Text is as vital a data as numbers are. Text is expressed as character sequences. These sequences are named as strings. But we have here a problem. As introduced, numbers (integers and floating points) have a niche in the CPU. There are instructions designed for them: we can store and retrieve them to/from the memory; we can perform arithmetical operations among them. A character data can be represented and processed as well because they are mapped to one byte integers. But when it comes to strings, the CPU does not have any facility for them.

The only reasonable way is to store the codes of each character that make up a string into the memory in consecutive bytes. Does this solve the problem of ‘representation’? Unfortunately no. The trouble is determining how to know where the string ends. Two methods come to mind:

  1. Prior to the string characters, store the length (the number of characters in the string) as an integer of fixed number of bytes.

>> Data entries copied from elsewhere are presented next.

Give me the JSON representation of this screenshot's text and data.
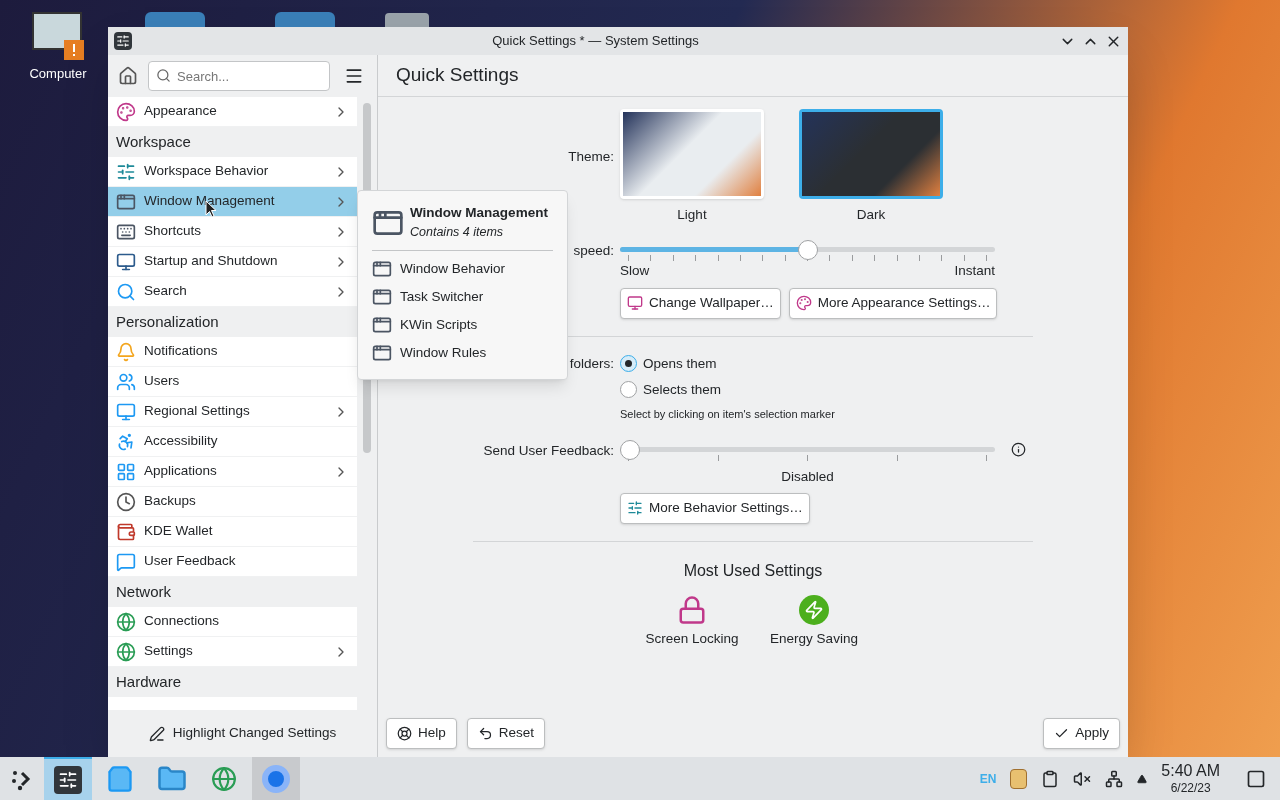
{
  "desktop": {
    "icons": [
      {
        "label": "Computer"
      }
    ]
  },
  "window": {
    "title": "Quick Settings * — System Settings"
  },
  "sidebar": {
    "search": {
      "placeholder": "Search..."
    },
    "items": [
      {
        "kind": "item",
        "label": "Appearance",
        "has_submenu": true,
        "selected": false
      },
      {
        "kind": "header",
        "label": "Workspace"
      },
      {
        "kind": "item",
        "label": "Workspace Behavior",
        "has_submenu": true,
        "selected": false
      },
      {
        "kind": "item",
        "label": "Window Management",
        "has_submenu": true,
        "selected": true
      },
      {
        "kind": "item",
        "label": "Shortcuts",
        "has_submenu": true,
        "selected": false
      },
      {
        "kind": "item",
        "label": "Startup and Shutdown",
        "has_submenu": true,
        "selected": false
      },
      {
        "kind": "item",
        "label": "Search",
        "has_submenu": true,
        "selected": false
      },
      {
        "kind": "header",
        "label": "Personalization"
      },
      {
        "kind": "item",
        "label": "Notifications",
        "has_submenu": false,
        "selected": false
      },
      {
        "kind": "item",
        "label": "Users",
        "has_submenu": false,
        "selected": false
      },
      {
        "kind": "item",
        "label": "Regional Settings",
        "has_submenu": true,
        "selected": false
      },
      {
        "kind": "item",
        "label": "Accessibility",
        "has_submenu": false,
        "selected": false
      },
      {
        "kind": "item",
        "label": "Applications",
        "has_submenu": true,
        "selected": false
      },
      {
        "kind": "item",
        "label": "Backups",
        "has_submenu": false,
        "selected": false
      },
      {
        "kind": "item",
        "label": "KDE Wallet",
        "has_submenu": false,
        "selected": false
      },
      {
        "kind": "item",
        "label": "User Feedback",
        "has_submenu": false,
        "selected": false
      },
      {
        "kind": "header",
        "label": "Network"
      },
      {
        "kind": "item",
        "label": "Connections",
        "has_submenu": false,
        "selected": false
      },
      {
        "kind": "item",
        "label": "Settings",
        "has_submenu": true,
        "selected": false
      },
      {
        "kind": "header",
        "label": "Hardware"
      }
    ],
    "footer": "Highlight Changed Settings"
  },
  "popup": {
    "title": "Window Management",
    "subtitle": "Contains 4 items",
    "items": [
      "Window Behavior",
      "Task Switcher",
      "KWin Scripts",
      "Window Rules"
    ]
  },
  "page": {
    "title": "Quick Settings",
    "theme": {
      "label": "Theme:",
      "options": [
        {
          "label": "Light",
          "selected": false
        },
        {
          "label": "Dark",
          "selected": true
        }
      ]
    },
    "animation": {
      "label": "speed:",
      "level": 0.5,
      "min_label": "Slow",
      "max_label": "Instant"
    },
    "appearance_buttons": [
      "Change Wallpaper…",
      "More Appearance Settings…"
    ],
    "clicking": {
      "label": "folders:",
      "options": [
        {
          "label": "Opens them",
          "selected": true
        },
        {
          "label": "Selects them",
          "selected": false
        }
      ],
      "hint": "Select by clicking on item's selection marker"
    },
    "feedback": {
      "label": "Send User Feedback:",
      "level": 0,
      "value_label": "Disabled"
    },
    "behavior_button": "More Behavior Settings…",
    "most_used": {
      "title": "Most Used Settings",
      "items": [
        "Screen Locking",
        "Energy Saving"
      ]
    },
    "buttons": [
      "Help",
      "Reset",
      "Apply"
    ]
  },
  "taskbar": {
    "apps": [
      {
        "selected": true,
        "hovered": false
      },
      {
        "selected": false,
        "hovered": false
      },
      {
        "selected": false,
        "hovered": false
      },
      {
        "selected": false,
        "hovered": false
      },
      {
        "selected": false,
        "hovered": true
      }
    ],
    "keyboard_layout": "EN",
    "time": "5:40 AM",
    "date": "6/22/23"
  }
}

  2. Store a special byte value, which is not used to represent any other character, at the end of the string characters.

3.5. Containers

The representation of a string is maybe the most simple representation of a data that is not directly supported by the CPU. However, it gives an idea for what can be done in similar cases. The key concept is to find a layout that is a mapping from the space of the data to an organization in the memory.

Also notice that whatever is placed in the memory has an ‘address’ and the value of the address can also become a part the organization. As far as the string is concerned, the usage of the ‘address concept’ was simple: A single address marks the start of the string. When we want to process the string, we go to this address and then start to process the character codes sequentially.

It is possible to have data organizations which include addresses of other data organizations. In other words, it is possible to jump from one group of data to some other in the memory. This type of organizations are name Data Structures in Computer Science. So, string is a data structure. As far as Python is concerned, there are several other data structures. They are coined in Python as containers. In addition to strings Python provide lists, tuples, sets and dictionaries as containers.

3.6. Representing truth values (Booleans)

Boolean is another data type that has its roots in the very structure of the CPU. Answers to all questions asked to the CPU are either true or false. The logic of a CPU is strictly based on binary evaluation system. This logic system is coined as Boolean logic. It was introduced by George Boole in his book “The Mathematical Analysis of Logic” (1847).

It is tightly connected to the binary 0 and 1 concepts. In all CPUs, falsity is represented with a 0 whereas truth is represented with a 1 and on some with any value which is not 0.

3.7. Important Concepts

We would like our readers to have grasped the following crucial concepts and keywords from this chapter:

  • Sign-magnitude notation and two’s complement representation for representing integers.

  • The IEEE754 standard for representing real numbers.

  • Precision loss in representing floating point numbers.

  • Representing characters with the ASCII table.

  • Representing truth values.

3.8. Further Reading

3.9. Exercises

  • By hand, find the 5-bit Two’s Complement representation of the following numbers: 4, −5, 1,−0, 11.

  • Represent 6 and (-7) in a 5-bit sign-magnitude notation and add them up in binary, without looking at their signs.

  • Find the IEEE 754 32-bit representation of the following floating point numbers: 3.3, 3.37, 3.375.